Por Donald Malchitzky.
Nos últimos dias fomos invadidos pela imagem do horror na forma de um anjo morto, afogado numa praia que o resgataria do horror da guerra dos adultos e seu rastro de fome, violência, insensatez. Jazia na praia, como poderia estar numa cama, esperando pelo carinho da mãe, e artistas o colocaram numa cama, munido de asas, pois precisaria delas para voar antes da hora, já que o hálito também lhe fora tirado. O mundo que gosta de números, pensa que é apenas mais um, e é, e isso torna tudo muito pior: é mais um, mais um, mais um, mais muitos.
Fogem do fogo da loucura nos olhos, do ódio que não se explica, do medo do hoje e da incerteza do amanhã. Fogem em busca do que sequer sabem direito o que será, sabem apenas que é melhor do que dar passos em pântanos áridos que sugam suas forças, seus brilhos, seus filhos, suas almas. E morrem nas fugas em barcos apinhados, em caminhões lacrados. Morrem sem que alguém o sinta. E sofrem violência e descaso e discriminação. Alguns poucos são recebidos e têm a oportunidade de se integrar, mas as levas continuam.

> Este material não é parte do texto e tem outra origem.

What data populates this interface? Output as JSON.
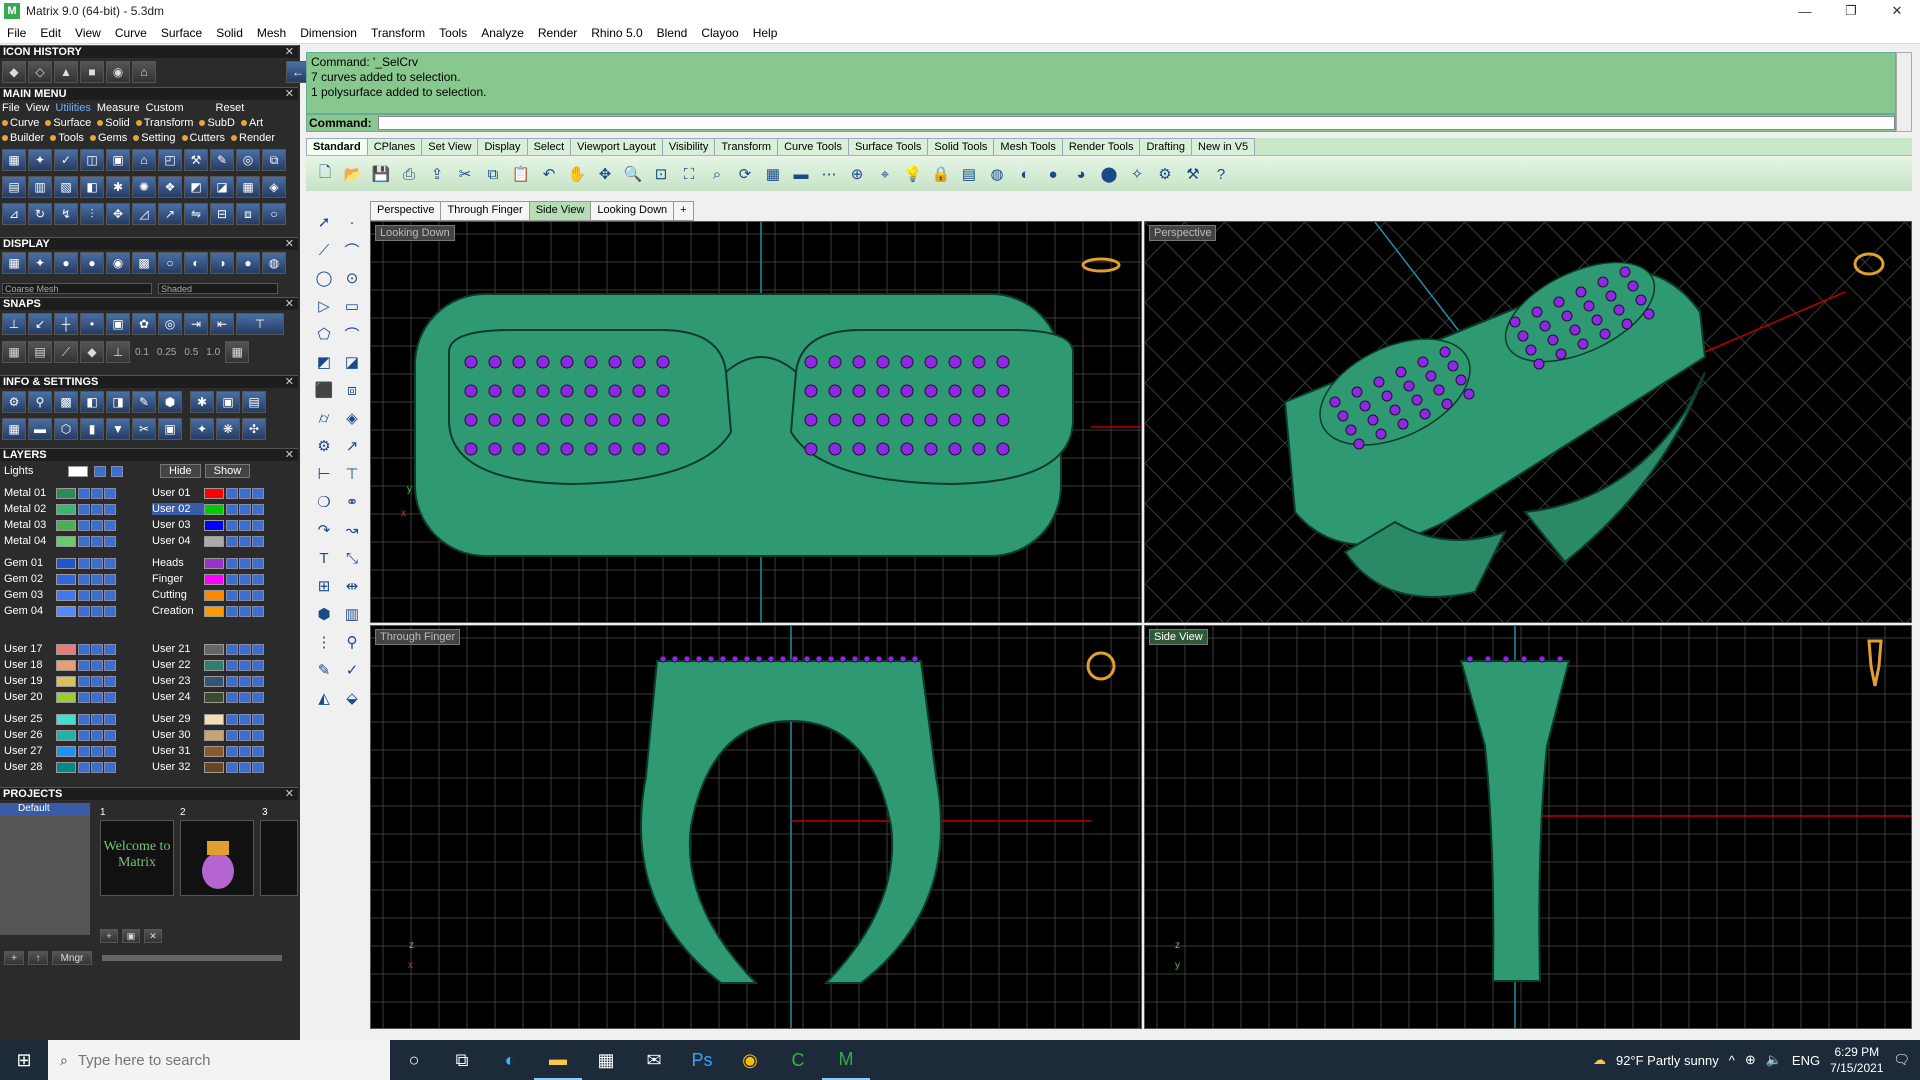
{
  "window": {
    "title": "Matrix 9.0 (64-bit) - 5.3dm",
    "controls": [
      "—",
      "❐",
      "✕"
    ]
  },
  "menu": [
    "File",
    "Edit",
    "View",
    "Curve",
    "Surface",
    "Solid",
    "Mesh",
    "Dimension",
    "Transform",
    "Tools",
    "Analyze",
    "Render",
    "Rhino 5.0",
    "Blend",
    "Clayoo",
    "Help"
  ],
  "panels": {
    "icon_history": "ICON HISTORY",
    "main_menu": "MAIN MENU",
    "display": "DISPLAY",
    "snaps": "SNAPS",
    "info_settings": "INFO & SETTINGS",
    "layers": "LAYERS",
    "projects": "PROJECTS"
  },
  "main_menu": {
    "row1": [
      "File",
      "View",
      "Utilities",
      "Measure",
      "Custom",
      "Reset"
    ],
    "row2": [
      "Curve",
      "Surface",
      "Solid",
      "Transform",
      "SubD",
      "Art"
    ],
    "row3": [
      "Builder",
      "Tools",
      "Gems",
      "Setting",
      "Cutters",
      "Render"
    ]
  },
  "display": {
    "mesh": "Coarse Mesh",
    "mode": "Shaded"
  },
  "snaps": {
    "values": [
      "0.1",
      "0.25",
      "0.5",
      "1.0"
    ]
  },
  "layers": {
    "lights": "Lights",
    "hide": "Hide",
    "show": "Show",
    "left": [
      {
        "name": "Metal 01",
        "color": "#2e8b57"
      },
      {
        "name": "Metal 02",
        "color": "#3cb371"
      },
      {
        "name": "Metal 03",
        "color": "#4caf50"
      },
      {
        "name": "Metal 04",
        "color": "#66cc66"
      },
      {
        "name": "Gem 01",
        "color": "#2255cc"
      },
      {
        "name": "Gem 02",
        "color": "#3366dd"
      },
      {
        "name": "Gem 03",
        "color": "#4477ee"
      },
      {
        "name": "Gem 04",
        "color": "#5588ff"
      },
      {
        "name": "User 17",
        "color": "#e87a7a"
      },
      {
        "name": "User 18",
        "color": "#e8a070"
      },
      {
        "name": "User 19",
        "color": "#d9c060"
      },
      {
        "name": "User 20",
        "color": "#9acd32"
      },
      {
        "name": "User 25",
        "color": "#40e0d0"
      },
      {
        "name": "User 26",
        "color": "#20b2aa"
      },
      {
        "name": "User 27",
        "color": "#1e90ff"
      },
      {
        "name": "User 28",
        "color": "#008b8b"
      }
    ],
    "right": [
      {
        "name": "User 01",
        "color": "#ff0000"
      },
      {
        "name": "User 02",
        "color": "#00cc00"
      },
      {
        "name": "User 03",
        "color": "#0000ff"
      },
      {
        "name": "User 04",
        "color": "#aaaaaa"
      },
      {
        "name": "Heads",
        "color": "#9933cc"
      },
      {
        "name": "Finger",
        "color": "#ff00ff"
      },
      {
        "name": "Cutting",
        "color": "#ff8800"
      },
      {
        "name": "Creation",
        "color": "#ff9900"
      },
      {
        "name": "User 21",
        "color": "#666666"
      },
      {
        "name": "User 22",
        "color": "#2f7f6f"
      },
      {
        "name": "User 23",
        "color": "#335577"
      },
      {
        "name": "User 24",
        "color": "#3b4a2a"
      },
      {
        "name": "User 29",
        "color": "#f5deb3"
      },
      {
        "name": "User 30",
        "color": "#c8a46e"
      },
      {
        "name": "User 31",
        "color": "#8b5a2b"
      },
      {
        "name": "User 32",
        "color": "#6b4423"
      }
    ]
  },
  "projects": {
    "default": "Default",
    "thumbs": [
      "1",
      "2",
      "3"
    ],
    "welcome": "Welcome to Matrix",
    "mgr": "Mngr"
  },
  "command": {
    "history": [
      "Command: '_SelCrv",
      "7 curves added to selection.",
      "1 polysurface added to selection."
    ],
    "prompt": "Command:",
    "value": ""
  },
  "tool_tabs": [
    "Standard",
    "CPlanes",
    "Set View",
    "Display",
    "Select",
    "Viewport Layout",
    "Visibility",
    "Transform",
    "Curve Tools",
    "Surface Tools",
    "Solid Tools",
    "Mesh Tools",
    "Render Tools",
    "Drafting",
    "New in V5"
  ],
  "viewport_tabs": [
    "Perspective",
    "Through Finger",
    "Side View",
    "Looking Down",
    "+"
  ],
  "viewports": {
    "top_left": "Looking Down",
    "top_right": "Perspective",
    "bottom_left": "Through Finger",
    "bottom_right": "Side View"
  },
  "axes": {
    "x": "x",
    "y": "y",
    "z": "z"
  },
  "colors": {
    "model": "#2e8b6a",
    "gem": "#8a2be2",
    "grid": "#555555",
    "command_bg": "#88c78e"
  },
  "taskbar": {
    "search_placeholder": "Type here to search",
    "weather": "92°F  Partly sunny",
    "lang": "ENG",
    "time": "6:29 PM",
    "date": "7/15/2021"
  }
}
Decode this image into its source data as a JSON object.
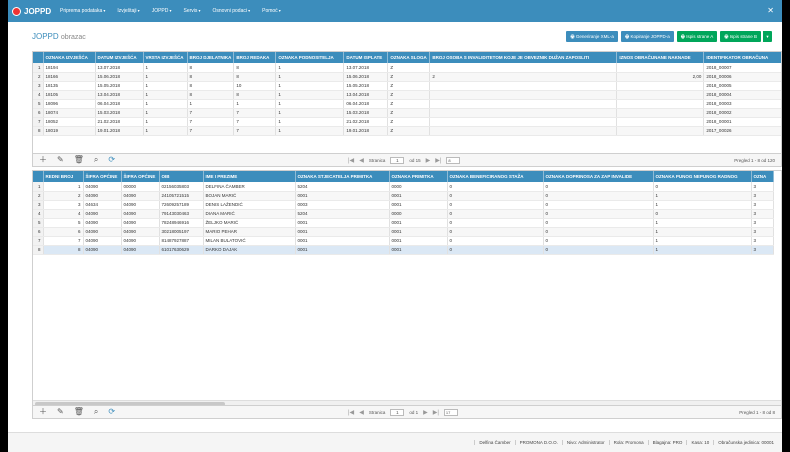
{
  "app": {
    "logo": "JOPPD"
  },
  "menu": [
    "Priprema podataka",
    "Izvještaji",
    "JOPPD",
    "Servis",
    "Osnovni podaci",
    "Pomoć"
  ],
  "title": {
    "main": "JOPPD",
    "sub": "obrazac"
  },
  "buttons": {
    "generate_xml": "Generiranje XML-a",
    "copy_joppd": "Kopiranje JOPPD-a",
    "print_a": "Ispis strane A",
    "print_b": "Ispis strane B"
  },
  "top_grid": {
    "columns": [
      "",
      "OZNAKA IZVJEŠĆA",
      "DATUM IZVJEŠĆA",
      "VRSTA IZVJEŠĆA",
      "BROJ DJELATNIKA",
      "BROJ REDAKA",
      "OZNAKA PODNOSITELJA",
      "DATUM ISPLATE",
      "OZNAKA SLOGA",
      "BROJ OSOBA S INVALIDITETOM KOJE JE OBVEZNIK DUŽAN ZAPOSLITI",
      "IZNOS OBRAČUNANE NAKNADE",
      "IDENTIFIKATOR OBRAČUNA"
    ],
    "rows": [
      [
        "1",
        "18194",
        "13.07.2018",
        "1",
        "8",
        "8",
        "1",
        "13.07.2018",
        "Z",
        "",
        "",
        "2018_00007"
      ],
      [
        "2",
        "18166",
        "15.06.2018",
        "1",
        "8",
        "8",
        "1",
        "15.06.2018",
        "Z",
        "2",
        "2,00",
        "2018_00006"
      ],
      [
        "3",
        "18135",
        "15.05.2018",
        "1",
        "8",
        "10",
        "1",
        "15.05.2018",
        "Z",
        "",
        "",
        "2018_00005"
      ],
      [
        "4",
        "18105",
        "13.04.2018",
        "1",
        "8",
        "8",
        "1",
        "13.04.2018",
        "Z",
        "",
        "",
        "2018_00004"
      ],
      [
        "5",
        "18096",
        "06.04.2018",
        "1",
        "1",
        "1",
        "1",
        "06.04.2018",
        "Z",
        "",
        "",
        "2018_00003"
      ],
      [
        "6",
        "18074",
        "15.03.2018",
        "1",
        "7",
        "7",
        "1",
        "15.03.2018",
        "Z",
        "",
        "",
        "2018_00002"
      ],
      [
        "7",
        "18052",
        "21.02.2018",
        "1",
        "7",
        "7",
        "1",
        "21.02.2018",
        "Z",
        "",
        "",
        "2018_00001"
      ],
      [
        "8",
        "18019",
        "19.01.2018",
        "1",
        "7",
        "7",
        "1",
        "19.01.2018",
        "Z",
        "",
        "",
        "2017_00026"
      ]
    ]
  },
  "top_pager": {
    "page_label": "Stranica",
    "page": "1",
    "of": "od 15",
    "page_size": "8",
    "info": "Pregled 1 - 8 od 120"
  },
  "bottom_grid": {
    "columns": [
      "",
      "REDNI BROJ",
      "ŠIFRA OPĆINE",
      "ŠIFRA OPĆINE",
      "OIB",
      "IME I PREZIME",
      "OZNAKA STJECATELJA PRIMITKA",
      "OZNAKA PRIMITKA",
      "OZNAKA BENEFICIRANOG STAŽA",
      "OZNAKA DOPRINOSA ZA ZAP INVALIDE",
      "OZNAKA PUNOG NEPUNOG RADNOG",
      "OZNA"
    ],
    "rows": [
      [
        "1",
        "1",
        "04090",
        "00000",
        "02156035803",
        "DELFINA ČAMBER",
        "5204",
        "0000",
        "0",
        "0",
        "0",
        "3"
      ],
      [
        "2",
        "2",
        "04090",
        "04090",
        "24105721515",
        "BOJAN MARIĆ",
        "0001",
        "0001",
        "0",
        "0",
        "1",
        "3"
      ],
      [
        "3",
        "3",
        "04634",
        "04090",
        "72609257189",
        "DENIS LAŽENDIĆ",
        "0003",
        "0001",
        "0",
        "0",
        "1",
        "3"
      ],
      [
        "4",
        "4",
        "04090",
        "04090",
        "79143030463",
        "DIANA MARIĆ",
        "5204",
        "0000",
        "0",
        "0",
        "0",
        "3"
      ],
      [
        "5",
        "5",
        "04090",
        "04090",
        "78248946916",
        "ŽELJKO MARIĆ",
        "0001",
        "0001",
        "0",
        "0",
        "1",
        "3"
      ],
      [
        "6",
        "6",
        "04090",
        "04090",
        "30218005197",
        "MARIO PEHAR",
        "0001",
        "0001",
        "0",
        "0",
        "1",
        "3"
      ],
      [
        "7",
        "7",
        "04090",
        "04090",
        "81487927887",
        "MILAN BULATOVIĆ",
        "0001",
        "0001",
        "0",
        "0",
        "1",
        "3"
      ],
      [
        "8",
        "8",
        "04090",
        "04090",
        "61017630629",
        "DARKO DAJAK",
        "0001",
        "0001",
        "0",
        "0",
        "1",
        "3"
      ]
    ]
  },
  "bottom_pager": {
    "page_label": "Stranica",
    "page": "1",
    "of": "od 1",
    "page_size": "17",
    "info": "Pregled 1 - 8 od 8"
  },
  "status": [
    "Delfina Čamber",
    "PROMONA D.O.O.",
    "Nivo: Administrator",
    "Rola: Promona",
    "Blagajna: PRO",
    "Kasa: 10",
    "Obračunska jedinica: 00001"
  ]
}
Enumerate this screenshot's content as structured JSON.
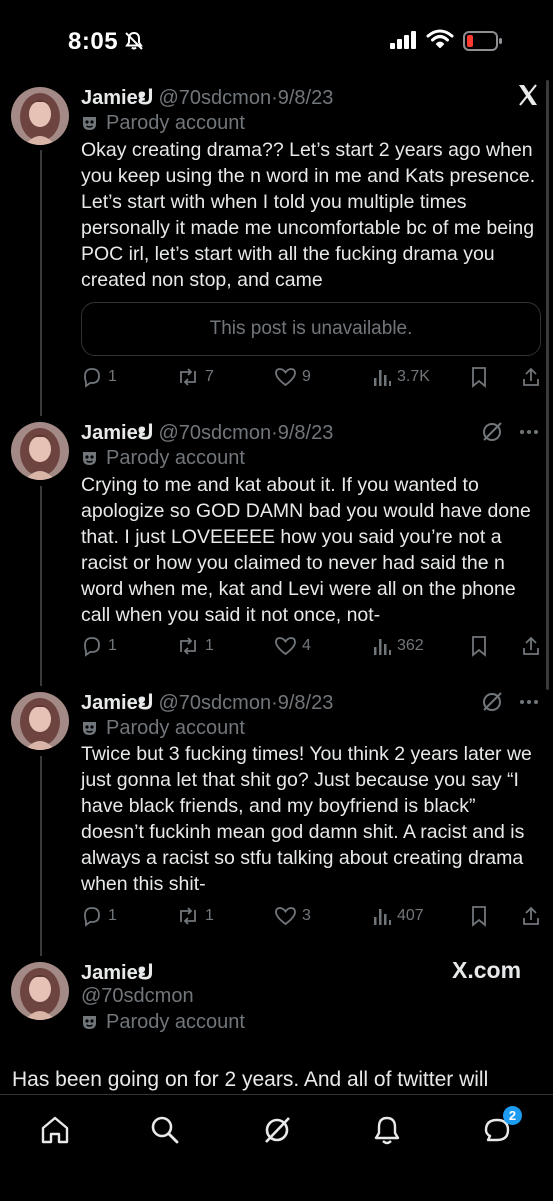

Na escola, fomos ensinados a venerar nossos heróis de guerra, os hinos nacionais de enorme número de países falam mais em guerra do que em paz, e quase nenhum fala em tolerância; os locais públicos são infestados de nomes de quem se tornou famoso por matar seus semelhantes. A coragem de enfrentar situações difíceis, como tomar decisões dolorosas, reconhecer o erro, pedir perdão, estar ao lado da justiça e da verdade mesmo que isso possa ser perigoso, esta coragem não merece quase nada de atenção, não é valorizada, não recebe homenagens.
No filme “Stalingrado – batalha final”, talvez o mais verdadeiro filme de guerra jamais filmado, há uma cena em que um soldado é atingido por uma descarga e seu corpo cortado ao meio, a metade de cima cai em pé e ele sobrevive por breves instantes, gritando, para desespero de seus companheiros. Esse é o heroísmo da guerra: por volta de 1.400.000 pessoas, entre soldados e civis, morreram em Stalingrado. Muitos de fome e frio, seguindo ordens de líderes desvairados. Quantos deles são nomes de ruas? Mas nomes dos generais que ordenaram a matança figuram em placas.
A guerra corta as asas dos anjos, como do “Menino de sua mãe”, de Fernando Pessoa: “Lá longe, em casa, há a prece:/ Que volte cedo, e bem!/ (Malhas que o império tece!)/ Jaz morto, e apodrece/ O menino de sua mãe”. E não tem como colá-las de volta, já não podem voar.